Die 15 Nominierten für den Preis der Leipziger Buchmesse

Leipziger Buchmesse 2013

Der Countdown läuft. Vom 14. bis 17. März findet wieder die Leipziger Buchmesse statt, die gar nicht mehr so kleine Schwester der Frankfurter Buchmesse. Leider schaffe ich es auch dieses Jahr wieder nicht, selbst mit dabei zu sein. Es ist einfach sehr weit weg vom Ruhrpott. Fährt jemand von euch hin und bloggt vielleicht sogar darüber? Das würde mich interessieren. Besonders begeistert folge ich immer der Verleihung des Preis der Leipziger Buchmesse am ersten Tag. Und die 15 Finalisten in den Kategorien Belletristik, Sachbuch/Essayistik und Übersetzung stehen nun fest!

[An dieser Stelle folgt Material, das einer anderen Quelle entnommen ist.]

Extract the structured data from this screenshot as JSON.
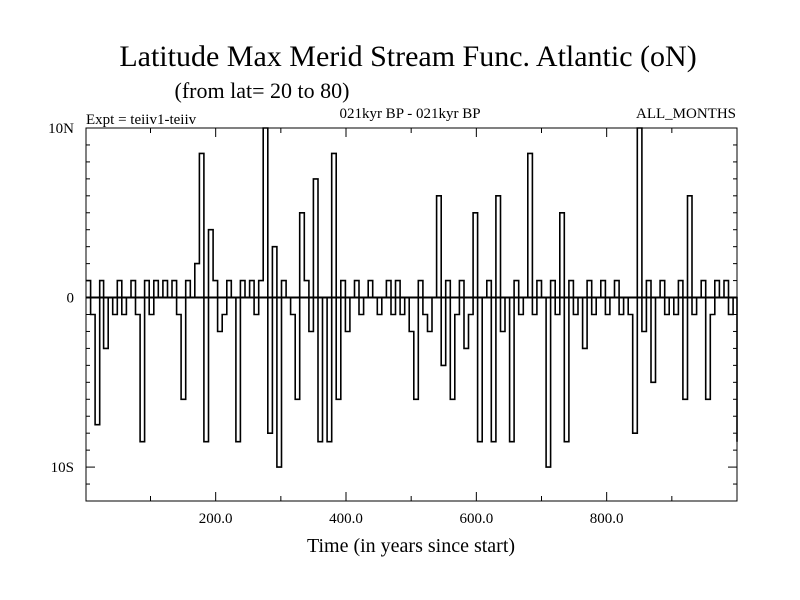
{
  "chart_data": {
    "type": "line",
    "title": "Latitude Max Merid Stream Func. Atlantic (oN)",
    "subtitle": "(from lat= 20 to 80)",
    "left_note": "Expt = teiiv1-teiiv",
    "center_note": "021kyr BP - 021kyr BP",
    "right_note": "ALL_MONTHS",
    "xlabel": "Time (in years since start)",
    "ylabel": "",
    "xlim": [
      1,
      1000
    ],
    "ylim": [
      -12,
      10
    ],
    "xticks": [
      200,
      400,
      600,
      800
    ],
    "xtick_labels": [
      "200.0",
      "400.0",
      "600.0",
      "800.0"
    ],
    "yticks": [
      10,
      0,
      -10
    ],
    "ytick_labels": [
      "10N",
      "0",
      "10S"
    ],
    "grid": false,
    "line_color": "#000000",
    "x": [
      1,
      8,
      15,
      22,
      28,
      35,
      42,
      49,
      56,
      63,
      70,
      77,
      84,
      91,
      98,
      105,
      112,
      119,
      126,
      133,
      140,
      147,
      154,
      161,
      168,
      175,
      182,
      189,
      196,
      203,
      210,
      217,
      224,
      231,
      238,
      245,
      252,
      259,
      266,
      273,
      280,
      287,
      294,
      301,
      308,
      315,
      322,
      329,
      336,
      343,
      350,
      357,
      364,
      371,
      378,
      385,
      392,
      399,
      406,
      413,
      420,
      427,
      434,
      441,
      448,
      455,
      462,
      469,
      476,
      483,
      490,
      497,
      504,
      511,
      518,
      525,
      532,
      539,
      546,
      553,
      560,
      567,
      574,
      581,
      588,
      595,
      602,
      609,
      616,
      623,
      630,
      637,
      644,
      651,
      658,
      665,
      672,
      679,
      686,
      693,
      700,
      707,
      714,
      721,
      728,
      735,
      742,
      749,
      756,
      763,
      770,
      777,
      784,
      791,
      798,
      805,
      812,
      819,
      826,
      833,
      840,
      847,
      854,
      861,
      868,
      875,
      882,
      889,
      896,
      903,
      910,
      917,
      924,
      931,
      938,
      945,
      952,
      959,
      966,
      973,
      980,
      987,
      994,
      1000
    ],
    "y": [
      1,
      -1,
      -7.5,
      1,
      -3,
      0,
      -1,
      1,
      -1,
      0,
      1,
      -1,
      -8.5,
      1,
      -1,
      1,
      0,
      1,
      0,
      1,
      -1,
      -6,
      1,
      0,
      2,
      8.5,
      -8.5,
      4,
      1,
      -2,
      -1,
      1,
      0,
      -8.5,
      1,
      0,
      1,
      -1,
      1,
      10,
      -8,
      3,
      -10,
      1,
      0,
      -1,
      -6,
      5,
      1,
      -2,
      7,
      -8.5,
      0,
      -8.5,
      8.5,
      -6,
      1,
      -2,
      0,
      1,
      -1,
      0,
      1,
      0,
      -1,
      0,
      1,
      -1,
      1,
      -1,
      0,
      -2,
      -6,
      1,
      -1,
      -2,
      0,
      6,
      -4,
      1,
      -6,
      -1,
      1,
      -3,
      -1,
      5,
      -8.5,
      0,
      1,
      -8.5,
      6,
      -2,
      0,
      -8.5,
      1,
      -1,
      0,
      8.5,
      -1,
      1,
      0,
      -10,
      1,
      -1,
      5,
      -8.5,
      1,
      -1,
      0,
      -3,
      1,
      -1,
      0,
      1,
      -1,
      0,
      1,
      -1,
      0,
      -1,
      -8,
      10,
      -2,
      1,
      -5,
      0,
      1,
      -1,
      0,
      -1,
      1,
      -6,
      6,
      -1,
      0,
      1,
      -6,
      -1,
      1,
      0,
      1,
      -1,
      0,
      -8.5
    ]
  }
}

Und ich steh so ziemlich auf dem Schlauch…denn ich kenne keinen einzigen Namen.

Kategorie Belletristik:

–       Ralph Dohrmann: „Kronhardt“ (Ullstein Verlag)

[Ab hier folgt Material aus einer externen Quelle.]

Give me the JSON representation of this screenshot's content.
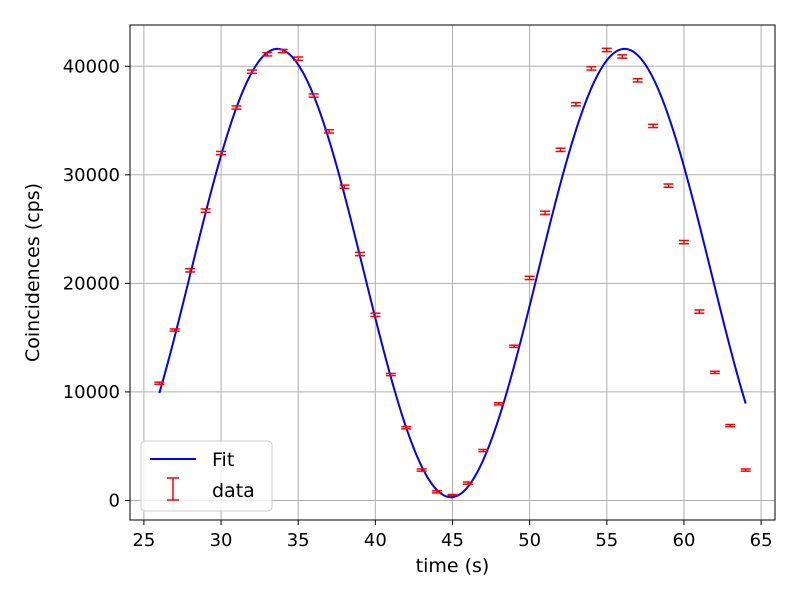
{
  "chart_data": {
    "type": "line",
    "title": "",
    "xlabel": "time (s)",
    "ylabel": "Coincidences (cps)",
    "xlim": [
      24.1,
      65.9
    ],
    "ylim": [
      -1800,
      43800
    ],
    "xticks": [
      25,
      30,
      35,
      40,
      45,
      50,
      55,
      60,
      65
    ],
    "yticks": [
      0,
      10000,
      20000,
      30000,
      40000
    ],
    "grid": true,
    "legend_position": "lower-left",
    "series": [
      {
        "name": "Fit",
        "kind": "line",
        "color": "#0000ff",
        "model": "sine",
        "x_range": [
          26,
          64
        ],
        "peak_x": 33.65,
        "trough_x": 44.9,
        "max": 41600,
        "min": 300
      },
      {
        "name": "data",
        "kind": "errorbar",
        "color": "#ff0000",
        "x": [
          26,
          27,
          28,
          29,
          30,
          31,
          32,
          33,
          34,
          35,
          36,
          37,
          38,
          39,
          40,
          41,
          42,
          43,
          44,
          45,
          46,
          47,
          48,
          49,
          50,
          51,
          52,
          53,
          54,
          55,
          56,
          57,
          58,
          59,
          60,
          61,
          62,
          63,
          64
        ],
        "y": [
          10800,
          15700,
          21200,
          26700,
          32000,
          36200,
          39500,
          41100,
          41400,
          40700,
          37300,
          34000,
          28900,
          22700,
          17100,
          11600,
          6700,
          2800,
          800,
          500,
          1600,
          4600,
          8900,
          14200,
          20500,
          26500,
          32300,
          36500,
          39800,
          41500,
          40900,
          38700,
          34500,
          29000,
          23800,
          17400,
          11800,
          6900,
          2800
        ],
        "yerr": [
          100,
          100,
          150,
          150,
          150,
          150,
          150,
          150,
          150,
          150,
          150,
          150,
          150,
          150,
          150,
          100,
          100,
          100,
          100,
          50,
          100,
          100,
          100,
          100,
          150,
          150,
          150,
          150,
          150,
          150,
          150,
          150,
          150,
          150,
          150,
          150,
          100,
          100,
          100
        ]
      }
    ]
  }
}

–       Lisa Kränzler: „Nachhinein“ (Verbrecher Verlag)

–       Birk Meinhardt: „Brüder und Schwestern“ (Carl Hanser Verlag)

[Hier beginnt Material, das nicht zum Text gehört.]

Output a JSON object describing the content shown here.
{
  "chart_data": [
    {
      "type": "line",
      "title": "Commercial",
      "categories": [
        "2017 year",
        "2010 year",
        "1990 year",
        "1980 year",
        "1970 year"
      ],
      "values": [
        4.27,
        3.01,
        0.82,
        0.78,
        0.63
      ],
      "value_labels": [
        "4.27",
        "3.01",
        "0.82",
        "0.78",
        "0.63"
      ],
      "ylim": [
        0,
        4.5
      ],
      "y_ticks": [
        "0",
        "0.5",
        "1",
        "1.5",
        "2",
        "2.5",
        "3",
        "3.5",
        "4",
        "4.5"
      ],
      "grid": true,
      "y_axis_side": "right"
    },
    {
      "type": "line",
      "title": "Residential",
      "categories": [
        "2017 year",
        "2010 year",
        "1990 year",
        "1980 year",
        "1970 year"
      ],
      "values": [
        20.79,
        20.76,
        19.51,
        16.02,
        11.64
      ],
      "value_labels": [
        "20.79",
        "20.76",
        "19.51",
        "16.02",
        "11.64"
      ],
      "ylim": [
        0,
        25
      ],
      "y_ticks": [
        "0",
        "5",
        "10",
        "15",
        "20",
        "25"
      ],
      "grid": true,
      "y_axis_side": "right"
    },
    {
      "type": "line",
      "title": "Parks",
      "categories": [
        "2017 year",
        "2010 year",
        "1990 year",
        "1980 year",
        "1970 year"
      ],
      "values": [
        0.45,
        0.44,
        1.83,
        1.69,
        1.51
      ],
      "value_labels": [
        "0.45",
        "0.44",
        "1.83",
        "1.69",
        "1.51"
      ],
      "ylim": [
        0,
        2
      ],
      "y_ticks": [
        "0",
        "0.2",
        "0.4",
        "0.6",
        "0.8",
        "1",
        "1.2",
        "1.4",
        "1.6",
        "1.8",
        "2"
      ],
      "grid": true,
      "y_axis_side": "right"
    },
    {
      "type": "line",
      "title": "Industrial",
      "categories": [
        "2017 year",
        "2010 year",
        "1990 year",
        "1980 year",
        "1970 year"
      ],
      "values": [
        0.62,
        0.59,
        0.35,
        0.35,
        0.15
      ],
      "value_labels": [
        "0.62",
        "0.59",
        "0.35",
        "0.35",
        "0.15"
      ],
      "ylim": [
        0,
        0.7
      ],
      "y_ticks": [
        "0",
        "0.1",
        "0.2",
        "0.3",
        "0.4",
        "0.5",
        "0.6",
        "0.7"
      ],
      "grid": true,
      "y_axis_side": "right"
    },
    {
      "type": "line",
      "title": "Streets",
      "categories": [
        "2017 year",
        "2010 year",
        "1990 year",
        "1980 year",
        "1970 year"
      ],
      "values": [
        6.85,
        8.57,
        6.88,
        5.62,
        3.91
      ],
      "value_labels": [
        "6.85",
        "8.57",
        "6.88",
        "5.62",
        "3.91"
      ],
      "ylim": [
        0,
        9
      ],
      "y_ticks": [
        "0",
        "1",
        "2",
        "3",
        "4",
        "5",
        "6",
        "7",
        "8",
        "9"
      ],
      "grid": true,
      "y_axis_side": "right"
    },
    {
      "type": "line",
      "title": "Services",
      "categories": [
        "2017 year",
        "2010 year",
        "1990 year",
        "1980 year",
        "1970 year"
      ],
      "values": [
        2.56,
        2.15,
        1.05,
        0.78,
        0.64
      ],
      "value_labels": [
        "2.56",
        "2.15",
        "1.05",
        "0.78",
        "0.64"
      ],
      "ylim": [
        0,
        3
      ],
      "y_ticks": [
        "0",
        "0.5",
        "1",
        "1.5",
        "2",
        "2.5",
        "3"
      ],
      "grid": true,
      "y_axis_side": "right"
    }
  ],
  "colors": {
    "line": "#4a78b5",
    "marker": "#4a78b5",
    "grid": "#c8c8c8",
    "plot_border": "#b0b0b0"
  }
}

–       David Wagner: „Leben“ (Rowohlt Berlin)

–       Anna Weidenholzer: „Der Winter tut den Fischen gut“ (Residenz Verlag)

 Kategorie Sachbuch/Essayistik:

–       Götz Aly: „Die Belasteten: >Euthanasie< 1939-1945. Eine Gesellschaftsgeschichte“ (S. Fischer Verlag)

–       Kurt Bayertz: „Der aufrechte Gang: Eine Geschichte des anthropologischen Denkens“ (C.H. Beck)

–       Hans Belting: „Faces: Eine Geschichte des Gesichts“ (C.H. Beck)

–       Helmut Böttiger: „Die Gruppe 47: Als die deutsche Literatur Geschichte schrieb“ (Deutsche Verlags-Anstalt DVA)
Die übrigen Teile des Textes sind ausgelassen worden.